Not because I'm clever. Because I'm the sort of person who has a grid-frequency meter in a cupboard on Dartmoor.

It's not a special meter — it's the energy monitor that came with my solar-and-battery setup, sitting on the wall next to the fuse box, quietly logging the frequency of the national grid every minute of every day. And grid frequency is the one number a person in a cupboard can hold the whole country to account with. On a synchronous AC grid, frequency is the same everywhere at once: the reading on my wall in Devon is, to a rounding error, the reading in the National Energy System Operator's control room 150-odd miles away. If NESO's official record said one thing and my meter said another, that would be a story.

So when the shadow energy secretary told Parliament that a whistleblower inside NESO had described managers keeping decisions off the books, and that the grid on 23 June had been less secure than the official version admitted, I had — unusually — the means to mark their homework. Both of them.

I went looking for a cover-up. I found something more interesting, and in the end more damning: the establishment's data was honest, the grid held — and the reason it held is the scandal nobody is shouting about.

What the meter saw

Here is 23 June on my meter, set against every other evening that month.

What my meter saw: the 23 June evening trace, and the daily minimum for every day of the month with 23 June the lowest

It's the worst-looking evening of the lot. From about ten to seven the frequency sags and stays sagged, wandering below the 49.8 Hz line that NESO treats as its operational floor, and around eight o'clock it touches what my meter reads as 49.6 — the lowest point of the entire month. If you wanted a picture to accompany the words "the grid was in trouble and they didn't tell you," this is it.

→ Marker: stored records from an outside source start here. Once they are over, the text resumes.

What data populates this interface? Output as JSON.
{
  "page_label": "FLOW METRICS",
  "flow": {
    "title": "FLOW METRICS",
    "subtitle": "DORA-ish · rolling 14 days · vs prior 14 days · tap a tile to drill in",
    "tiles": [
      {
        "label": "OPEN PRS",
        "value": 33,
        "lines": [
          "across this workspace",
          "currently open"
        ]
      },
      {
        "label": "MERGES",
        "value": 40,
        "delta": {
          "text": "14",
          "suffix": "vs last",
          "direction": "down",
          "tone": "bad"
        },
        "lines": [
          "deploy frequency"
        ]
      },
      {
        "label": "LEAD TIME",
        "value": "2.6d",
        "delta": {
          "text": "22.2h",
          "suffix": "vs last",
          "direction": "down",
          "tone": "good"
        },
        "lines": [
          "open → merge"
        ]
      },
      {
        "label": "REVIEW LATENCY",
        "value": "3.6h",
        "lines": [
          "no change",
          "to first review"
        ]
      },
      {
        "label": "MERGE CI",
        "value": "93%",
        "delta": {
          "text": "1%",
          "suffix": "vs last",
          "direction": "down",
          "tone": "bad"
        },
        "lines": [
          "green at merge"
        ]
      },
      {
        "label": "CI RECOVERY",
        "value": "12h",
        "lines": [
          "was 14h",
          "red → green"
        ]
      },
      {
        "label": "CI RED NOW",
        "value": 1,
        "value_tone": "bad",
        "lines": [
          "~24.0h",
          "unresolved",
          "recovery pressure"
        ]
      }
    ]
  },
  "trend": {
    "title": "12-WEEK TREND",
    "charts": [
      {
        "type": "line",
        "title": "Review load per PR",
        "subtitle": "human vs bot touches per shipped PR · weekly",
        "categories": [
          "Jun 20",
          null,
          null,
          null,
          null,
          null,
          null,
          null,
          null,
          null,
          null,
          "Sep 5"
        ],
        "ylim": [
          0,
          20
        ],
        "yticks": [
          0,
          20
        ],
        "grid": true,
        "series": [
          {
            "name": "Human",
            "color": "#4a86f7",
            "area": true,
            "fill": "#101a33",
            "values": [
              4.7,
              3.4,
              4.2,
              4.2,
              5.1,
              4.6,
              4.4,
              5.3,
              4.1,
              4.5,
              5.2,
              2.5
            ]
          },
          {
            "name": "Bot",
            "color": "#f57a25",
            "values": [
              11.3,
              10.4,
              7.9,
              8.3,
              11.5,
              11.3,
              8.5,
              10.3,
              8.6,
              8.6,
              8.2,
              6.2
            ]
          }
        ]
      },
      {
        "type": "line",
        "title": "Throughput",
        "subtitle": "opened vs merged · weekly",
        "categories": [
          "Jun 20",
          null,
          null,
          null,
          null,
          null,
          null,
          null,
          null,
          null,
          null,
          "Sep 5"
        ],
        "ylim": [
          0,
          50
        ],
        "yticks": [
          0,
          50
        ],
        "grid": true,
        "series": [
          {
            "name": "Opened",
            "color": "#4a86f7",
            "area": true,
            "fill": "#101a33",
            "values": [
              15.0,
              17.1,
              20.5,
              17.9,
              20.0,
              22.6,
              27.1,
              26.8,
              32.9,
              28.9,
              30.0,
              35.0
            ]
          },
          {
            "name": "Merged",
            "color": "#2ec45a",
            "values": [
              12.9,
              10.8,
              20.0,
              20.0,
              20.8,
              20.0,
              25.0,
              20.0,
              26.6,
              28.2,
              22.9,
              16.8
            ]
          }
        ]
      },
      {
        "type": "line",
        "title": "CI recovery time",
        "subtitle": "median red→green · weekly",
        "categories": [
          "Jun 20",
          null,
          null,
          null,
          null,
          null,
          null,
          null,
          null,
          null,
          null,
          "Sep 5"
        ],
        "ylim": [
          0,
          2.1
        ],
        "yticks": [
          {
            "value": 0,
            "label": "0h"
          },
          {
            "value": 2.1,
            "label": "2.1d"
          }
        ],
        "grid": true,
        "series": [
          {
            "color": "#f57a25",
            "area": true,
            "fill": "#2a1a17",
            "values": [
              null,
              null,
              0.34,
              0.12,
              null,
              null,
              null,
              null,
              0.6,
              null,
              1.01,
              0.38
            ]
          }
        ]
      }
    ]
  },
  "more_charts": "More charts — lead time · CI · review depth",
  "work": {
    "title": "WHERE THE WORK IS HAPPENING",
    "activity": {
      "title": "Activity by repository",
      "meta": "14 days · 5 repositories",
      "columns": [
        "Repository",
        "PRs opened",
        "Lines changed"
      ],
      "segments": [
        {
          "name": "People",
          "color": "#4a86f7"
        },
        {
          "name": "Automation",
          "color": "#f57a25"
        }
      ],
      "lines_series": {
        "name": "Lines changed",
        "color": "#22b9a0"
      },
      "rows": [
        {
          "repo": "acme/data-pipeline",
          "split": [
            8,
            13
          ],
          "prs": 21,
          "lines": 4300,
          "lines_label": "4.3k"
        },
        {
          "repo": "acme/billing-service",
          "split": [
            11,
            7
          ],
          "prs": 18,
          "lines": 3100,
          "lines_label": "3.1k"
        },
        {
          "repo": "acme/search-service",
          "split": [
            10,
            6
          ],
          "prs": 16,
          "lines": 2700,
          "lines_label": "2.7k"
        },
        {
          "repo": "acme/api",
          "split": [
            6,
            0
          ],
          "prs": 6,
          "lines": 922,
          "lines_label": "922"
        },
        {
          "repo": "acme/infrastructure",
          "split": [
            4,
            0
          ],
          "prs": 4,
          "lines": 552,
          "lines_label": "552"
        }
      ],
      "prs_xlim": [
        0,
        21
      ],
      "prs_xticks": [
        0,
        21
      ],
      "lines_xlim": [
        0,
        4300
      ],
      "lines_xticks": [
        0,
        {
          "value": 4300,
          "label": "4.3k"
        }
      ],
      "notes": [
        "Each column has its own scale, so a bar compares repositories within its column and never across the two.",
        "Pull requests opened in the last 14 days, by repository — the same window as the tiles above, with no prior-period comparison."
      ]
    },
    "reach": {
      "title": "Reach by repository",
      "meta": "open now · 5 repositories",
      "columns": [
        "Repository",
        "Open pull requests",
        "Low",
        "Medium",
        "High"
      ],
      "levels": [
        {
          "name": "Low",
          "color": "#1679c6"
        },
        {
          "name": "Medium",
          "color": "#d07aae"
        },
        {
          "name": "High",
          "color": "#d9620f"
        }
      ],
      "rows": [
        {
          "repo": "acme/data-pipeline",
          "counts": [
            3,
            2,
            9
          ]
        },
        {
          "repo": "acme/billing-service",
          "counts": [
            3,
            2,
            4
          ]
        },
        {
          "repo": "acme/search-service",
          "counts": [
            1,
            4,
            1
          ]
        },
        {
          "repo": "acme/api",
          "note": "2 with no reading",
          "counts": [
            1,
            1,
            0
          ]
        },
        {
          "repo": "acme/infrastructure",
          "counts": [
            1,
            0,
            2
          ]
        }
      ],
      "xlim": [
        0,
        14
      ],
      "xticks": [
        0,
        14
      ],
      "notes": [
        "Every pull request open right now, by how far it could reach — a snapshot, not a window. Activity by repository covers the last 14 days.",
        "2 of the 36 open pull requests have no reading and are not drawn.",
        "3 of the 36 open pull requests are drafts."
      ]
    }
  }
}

For about a day, I thought I had one.

The twist

The honest thing to do with a suspicious-looking home measurement is to check it against the professionals'. NESO's second-by-second data doesn't publish until a month after the event, but Elexon — the market's referee — carries the same official frequency at 15-second resolution, and it is available. (It's also, as it happens, exactly the source the energy analyst Kathryn Porter used for her own well-aired critique of that evening. Hold that thought.)

So I overlaid the two.

My meter versus the official NESO record: the two traces track each other closely, correlation 0.977, both bottoming around 8pm at a true minimum of 49.66 Hz

They agree. Not roughly — a correlation of 0.977, the same shape, both bottoming at the same minute around eight o'clock. My cupboard genuinely tracked the national grid. But the official curve is a little kinder than mine: the true minimum wasn't 49.6, it was 49.656 Hz — a real dip, but one that stayed clear of the 49.5 Hz statutory floor and miles from the 49.2 Hz at which the grid automatically starts shedding load. My meter reads about 0.05 Hz low, and because it reports in coarse tenths, it over-states how long frequency spent under each threshold. My eye-catching impression that it sat under 49.7 Hz for the best part of an hour? Below that line the true figure is nearer two minutes.

Which is a small humiliation with a large lesson. A £100 meter in a cupboard can tell you, remarkably well, when the grid wobbled and what shape the wobble was. It cannot tell you it breached a limit it didn't breach. The frequency is not the scandal. If anything, my amateur kit made the evening look worse than the professionals' did — the opposite of a cover-up.

So which side do you take?

You can't answer that until you're precise about what Coutinho actually alleged, because most of the coverage wasn't. She made two specific claims. First, that NESO managers told staff to work in "live documents with no version history," creating no permanent audit trail — to keep records from being preserved for Freedom of Information requests. Second, that NESO's corporate affairs team interfered in control-room decisions to protect the organisation's reputation. She's referred it to the Information Commissioner in a 7 July letter. NESO denies it; the energy minister, Michael Shanks, called it "scaremongering."

Here's the thing readers need and the shouting obscures: those are claims about NESO's internal records and motives, not its published data. So my meter — and every public dataset — can settle some of this cleanly and is simply blind to the rest.